Former Department of Interior Secretary Bruce Babbitt ripped on current Secretary Ken Salazar’s plans to reform the beleaguered Minerals Management Service over the weekend. “I think Salazar is basically rearranging the chairs on the deck of the Titanic,” Babbitt, who served as secretary for eight years under Bill Clinton, told Platts Energy Week.
In the weeks since the explosion of the Deepwater Horizon, the Minerals Management Service has been blasted for years of lax oversight that likely contributed to the disaster. Salazar announced an overhaul of policies of the department last month, shortly after splitting MMS into separate divisions to oversee revenue collection and regulation. The head of MMS was pushed out as well as attention to the agency’s failures grew.
But Babbitt says splitting the department doesn’t go far enough. “You can walk down the hall and the environmental regulation will be a different office in the same agency,” said Babbitt. “I think we need much more basic structural reform.” Environmental oversight of offshore drilling should be handled by a separate agency altogether that can serve as an independent regulator, possibly the Environmental Protection Agency.
Babbitt also served on the presidential committee that Jimmy Carter created in 1979 to review the Three Mile Island nuclear accident.

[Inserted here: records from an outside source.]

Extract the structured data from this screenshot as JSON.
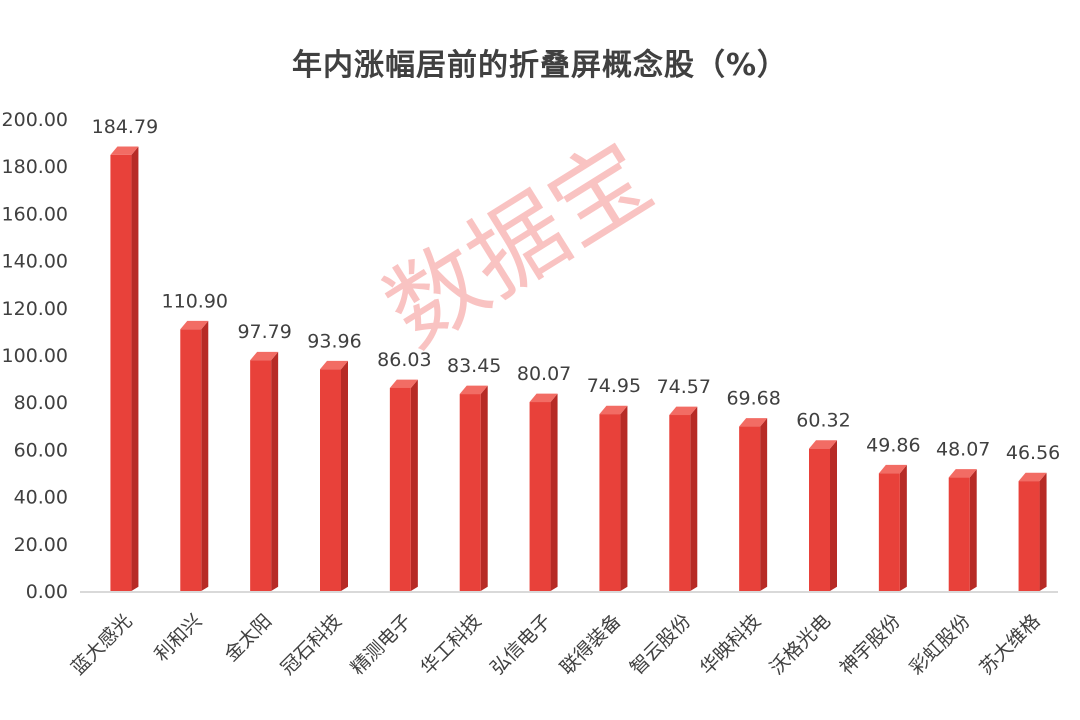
{
  "chart_data": {
    "type": "bar",
    "title": "年内涨幅居前的折叠屏概念股（%）",
    "categories": [
      "蓝大感光",
      "利和兴",
      "金太阳",
      "冠石科技",
      "精测电子",
      "华工科技",
      "弘信电子",
      "联得装备",
      "智云股份",
      "华映科技",
      "沃格光电",
      "神宇股份",
      "彩虹股份",
      "苏大维格"
    ],
    "values": [
      184.79,
      110.9,
      97.79,
      93.96,
      86.03,
      83.45,
      80.07,
      74.95,
      74.57,
      69.68,
      60.32,
      49.86,
      48.07,
      46.56
    ],
    "data_labels": [
      "184.79",
      "110.90",
      "97.79",
      "93.96",
      "86.03",
      "83.45",
      "80.07",
      "74.95",
      "74.57",
      "69.68",
      "60.32",
      "49.86",
      "48.07",
      "46.56"
    ],
    "y_ticks": [
      "0.00",
      "20.00",
      "40.00",
      "60.00",
      "80.00",
      "100.00",
      "120.00",
      "140.00",
      "160.00",
      "180.00",
      "200.00"
    ],
    "ylim": [
      0,
      200
    ],
    "xlabel": "",
    "ylabel": "",
    "grid": false,
    "legend": "none",
    "colors": {
      "bar": "#e8413a",
      "bar_side": "#b72b26",
      "bar_top": "#f26c64",
      "text": "#404040",
      "axis": "#d9d9d9"
    }
  },
  "watermark": "数据宝"
}
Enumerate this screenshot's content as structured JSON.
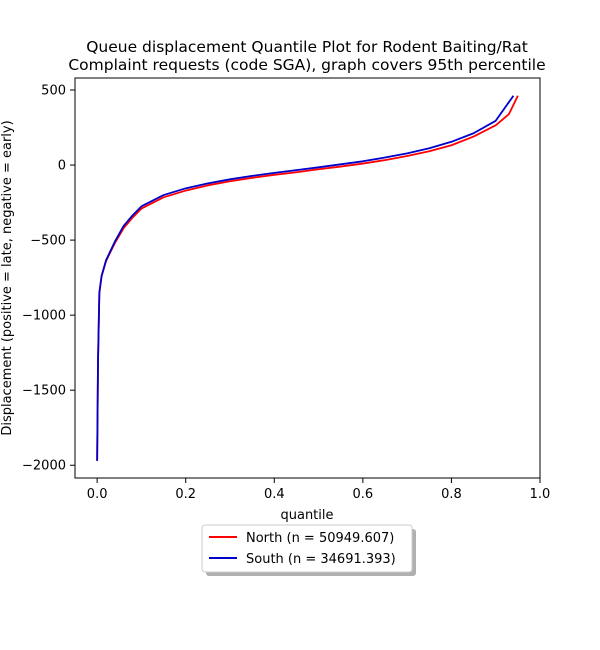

Babbitt said he thinks the Gulf spill is “very comparable” in terms of serving as “a defining industrial accident,” one that creates opportunity for meaningful reforms.
While the risks of drilling have increased as oil companies moved from land, to shallow waters, to deeper and deeper drilling sites, the regulatory process has not kept up, he said. “The industry has been essentially self-regulating,” said Babbitt, and the changes and restructuring that are needed should be a top focus as President Obama’s oil spill commission looks at the current disaster.